The UN Security Council should halt all plans to hand over its peacekeeping mission in Sudan's Darfur region to abusive paramilitary forces. Sudan's Rapid Support Forces have a long track record of violence in Darfur, and doctors have accused them of raping and killing peaceful protesters during a violent crackdown in Khartoum last week. 

Many Muslim countries have remained silent in the face of China’s mass incarceration of Uyghur Muslims so as not to draw attention to their own human rights record or for fear of reprisals from China, the US envoy on religious liberty, Sam Brownback, told the Guardian.

The UK government’s roll out of a digital welfare system has heightened the risk that people in need might be denied essential benefits. The “British welfare state is gradually disappearing behind a webpage and an algorithm”, warned a UN Report on poverty and human rights.

In defiance of modern gender norms the Vatican has launched a paper to help Catholic school teachers counter ideas which “deny the natural difference between a man and a woman”. Catholics who advocate for a more inclusive approach to LGBT people warn that the church is inviting discrimination.
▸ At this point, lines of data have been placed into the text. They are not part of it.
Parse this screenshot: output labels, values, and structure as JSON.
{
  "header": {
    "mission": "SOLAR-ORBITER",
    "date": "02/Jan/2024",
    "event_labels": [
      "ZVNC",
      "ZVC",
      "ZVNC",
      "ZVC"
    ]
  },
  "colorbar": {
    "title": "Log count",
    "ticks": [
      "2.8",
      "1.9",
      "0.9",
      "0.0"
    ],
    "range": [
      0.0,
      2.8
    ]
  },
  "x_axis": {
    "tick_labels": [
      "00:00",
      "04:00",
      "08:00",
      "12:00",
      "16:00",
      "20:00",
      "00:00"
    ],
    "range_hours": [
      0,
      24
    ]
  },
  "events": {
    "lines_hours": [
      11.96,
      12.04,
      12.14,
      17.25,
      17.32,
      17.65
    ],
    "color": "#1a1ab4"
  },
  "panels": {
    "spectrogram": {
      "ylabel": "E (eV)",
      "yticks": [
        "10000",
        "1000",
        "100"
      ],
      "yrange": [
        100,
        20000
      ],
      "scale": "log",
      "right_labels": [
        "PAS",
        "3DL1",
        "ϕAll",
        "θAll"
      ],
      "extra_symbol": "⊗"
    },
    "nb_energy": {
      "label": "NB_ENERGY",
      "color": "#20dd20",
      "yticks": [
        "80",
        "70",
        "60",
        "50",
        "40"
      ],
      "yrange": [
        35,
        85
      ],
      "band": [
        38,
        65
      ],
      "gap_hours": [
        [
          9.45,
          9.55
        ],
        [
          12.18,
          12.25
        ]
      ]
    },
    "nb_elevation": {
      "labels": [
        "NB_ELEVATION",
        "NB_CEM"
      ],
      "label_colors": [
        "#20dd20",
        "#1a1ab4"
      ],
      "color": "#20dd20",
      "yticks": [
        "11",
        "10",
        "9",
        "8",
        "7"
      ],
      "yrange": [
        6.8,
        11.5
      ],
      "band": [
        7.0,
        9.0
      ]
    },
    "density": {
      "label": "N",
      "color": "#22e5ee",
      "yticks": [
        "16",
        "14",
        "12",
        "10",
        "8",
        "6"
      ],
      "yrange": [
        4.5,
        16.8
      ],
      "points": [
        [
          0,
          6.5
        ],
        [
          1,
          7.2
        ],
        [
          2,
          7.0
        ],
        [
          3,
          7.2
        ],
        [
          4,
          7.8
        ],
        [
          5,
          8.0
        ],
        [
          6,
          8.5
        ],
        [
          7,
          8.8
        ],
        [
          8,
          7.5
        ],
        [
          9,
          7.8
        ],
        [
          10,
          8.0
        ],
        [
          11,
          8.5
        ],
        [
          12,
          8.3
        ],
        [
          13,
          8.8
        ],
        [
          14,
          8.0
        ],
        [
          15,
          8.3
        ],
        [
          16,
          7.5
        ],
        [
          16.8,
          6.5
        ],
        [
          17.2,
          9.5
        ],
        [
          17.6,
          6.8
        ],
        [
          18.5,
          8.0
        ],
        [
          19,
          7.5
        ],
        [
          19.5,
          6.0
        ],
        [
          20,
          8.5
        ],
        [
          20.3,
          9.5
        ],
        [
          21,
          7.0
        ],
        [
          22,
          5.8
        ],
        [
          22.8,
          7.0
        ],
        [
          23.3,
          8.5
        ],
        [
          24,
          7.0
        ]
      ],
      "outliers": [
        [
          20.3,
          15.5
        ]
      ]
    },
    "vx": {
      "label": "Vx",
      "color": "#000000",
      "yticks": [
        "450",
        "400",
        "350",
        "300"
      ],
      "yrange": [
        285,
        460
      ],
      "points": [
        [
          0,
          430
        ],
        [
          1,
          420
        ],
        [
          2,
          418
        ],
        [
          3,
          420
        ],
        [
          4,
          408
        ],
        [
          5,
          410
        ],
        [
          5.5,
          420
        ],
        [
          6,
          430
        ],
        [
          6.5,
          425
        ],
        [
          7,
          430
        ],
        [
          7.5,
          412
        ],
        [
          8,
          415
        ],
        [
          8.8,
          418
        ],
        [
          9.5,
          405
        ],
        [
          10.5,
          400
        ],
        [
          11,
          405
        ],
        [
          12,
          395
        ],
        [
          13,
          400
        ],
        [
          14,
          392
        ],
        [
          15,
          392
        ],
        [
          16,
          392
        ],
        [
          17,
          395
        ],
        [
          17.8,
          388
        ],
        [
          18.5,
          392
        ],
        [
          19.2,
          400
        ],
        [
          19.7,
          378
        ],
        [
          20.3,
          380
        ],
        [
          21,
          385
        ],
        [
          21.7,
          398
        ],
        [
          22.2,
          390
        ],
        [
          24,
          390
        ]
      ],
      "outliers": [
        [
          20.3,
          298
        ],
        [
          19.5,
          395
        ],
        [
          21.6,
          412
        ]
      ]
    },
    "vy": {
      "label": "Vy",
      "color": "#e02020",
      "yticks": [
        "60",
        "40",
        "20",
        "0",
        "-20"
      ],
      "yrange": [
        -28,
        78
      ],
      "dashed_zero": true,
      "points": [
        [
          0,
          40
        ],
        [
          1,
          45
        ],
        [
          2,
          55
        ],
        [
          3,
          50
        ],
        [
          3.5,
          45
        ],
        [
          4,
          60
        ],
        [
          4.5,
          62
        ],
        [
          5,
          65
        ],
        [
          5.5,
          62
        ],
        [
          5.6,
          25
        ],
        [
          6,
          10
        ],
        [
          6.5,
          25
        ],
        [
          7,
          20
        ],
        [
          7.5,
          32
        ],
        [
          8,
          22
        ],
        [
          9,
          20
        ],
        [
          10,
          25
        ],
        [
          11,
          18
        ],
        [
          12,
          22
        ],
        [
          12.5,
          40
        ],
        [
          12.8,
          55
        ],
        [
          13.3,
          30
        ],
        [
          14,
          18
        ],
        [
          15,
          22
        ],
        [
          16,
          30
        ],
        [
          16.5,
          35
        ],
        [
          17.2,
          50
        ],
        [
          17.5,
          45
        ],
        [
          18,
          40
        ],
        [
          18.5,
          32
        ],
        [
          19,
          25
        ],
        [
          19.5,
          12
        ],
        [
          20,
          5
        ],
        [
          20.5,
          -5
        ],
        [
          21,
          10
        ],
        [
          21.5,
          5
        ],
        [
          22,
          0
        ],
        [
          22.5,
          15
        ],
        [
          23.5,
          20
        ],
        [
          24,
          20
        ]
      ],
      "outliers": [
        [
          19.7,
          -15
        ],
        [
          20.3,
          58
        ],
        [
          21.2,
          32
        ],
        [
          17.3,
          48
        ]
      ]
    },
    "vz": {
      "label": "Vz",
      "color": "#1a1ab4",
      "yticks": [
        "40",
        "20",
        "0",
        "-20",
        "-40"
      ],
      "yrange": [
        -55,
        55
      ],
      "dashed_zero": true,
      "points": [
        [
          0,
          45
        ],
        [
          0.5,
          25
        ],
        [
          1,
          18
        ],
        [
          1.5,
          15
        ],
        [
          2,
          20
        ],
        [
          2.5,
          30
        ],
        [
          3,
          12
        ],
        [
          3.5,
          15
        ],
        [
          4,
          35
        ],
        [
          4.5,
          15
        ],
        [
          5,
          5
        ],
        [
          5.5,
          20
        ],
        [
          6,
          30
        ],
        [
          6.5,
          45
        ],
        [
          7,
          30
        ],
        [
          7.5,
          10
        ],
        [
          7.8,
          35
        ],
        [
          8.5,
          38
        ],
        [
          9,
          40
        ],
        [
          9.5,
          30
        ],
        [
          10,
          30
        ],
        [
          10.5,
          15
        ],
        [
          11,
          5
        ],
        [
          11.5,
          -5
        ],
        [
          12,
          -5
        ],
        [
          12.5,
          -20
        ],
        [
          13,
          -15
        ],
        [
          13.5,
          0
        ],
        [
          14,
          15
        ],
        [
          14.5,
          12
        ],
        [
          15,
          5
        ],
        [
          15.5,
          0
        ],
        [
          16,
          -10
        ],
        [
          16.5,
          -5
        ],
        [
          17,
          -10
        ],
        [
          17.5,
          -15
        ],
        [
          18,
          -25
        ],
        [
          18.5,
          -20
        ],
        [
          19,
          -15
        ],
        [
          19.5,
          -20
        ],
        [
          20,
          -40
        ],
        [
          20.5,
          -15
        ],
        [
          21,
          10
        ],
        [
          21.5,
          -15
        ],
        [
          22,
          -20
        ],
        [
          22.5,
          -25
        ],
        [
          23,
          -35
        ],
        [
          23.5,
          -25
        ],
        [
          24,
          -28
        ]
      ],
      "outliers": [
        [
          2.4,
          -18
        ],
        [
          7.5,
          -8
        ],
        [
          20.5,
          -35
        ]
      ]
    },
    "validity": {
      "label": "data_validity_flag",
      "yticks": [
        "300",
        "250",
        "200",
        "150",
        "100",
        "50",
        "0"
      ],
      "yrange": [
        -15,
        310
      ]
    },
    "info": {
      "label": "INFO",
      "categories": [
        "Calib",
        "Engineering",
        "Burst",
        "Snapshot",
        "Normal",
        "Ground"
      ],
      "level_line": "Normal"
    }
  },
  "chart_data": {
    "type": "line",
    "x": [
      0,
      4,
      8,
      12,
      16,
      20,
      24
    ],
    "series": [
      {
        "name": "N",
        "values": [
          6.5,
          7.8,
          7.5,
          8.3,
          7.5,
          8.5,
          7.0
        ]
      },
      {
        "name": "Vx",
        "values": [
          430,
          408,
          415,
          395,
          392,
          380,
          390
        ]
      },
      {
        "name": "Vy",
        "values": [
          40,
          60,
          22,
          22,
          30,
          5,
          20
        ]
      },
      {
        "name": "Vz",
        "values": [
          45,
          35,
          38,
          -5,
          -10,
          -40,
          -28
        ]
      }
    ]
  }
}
And finally more good news to end on: leading disability rights organization Access Living has awarded Human Rights Watch its annual Lead On! Award in recognition of HRW's contributions to the inclusion and rights of people with disabilitiesIn 2013, Human Rights Watch became the world’s first international human rights group to create a dedicated team to investigate and expose abuses against people with disabilities.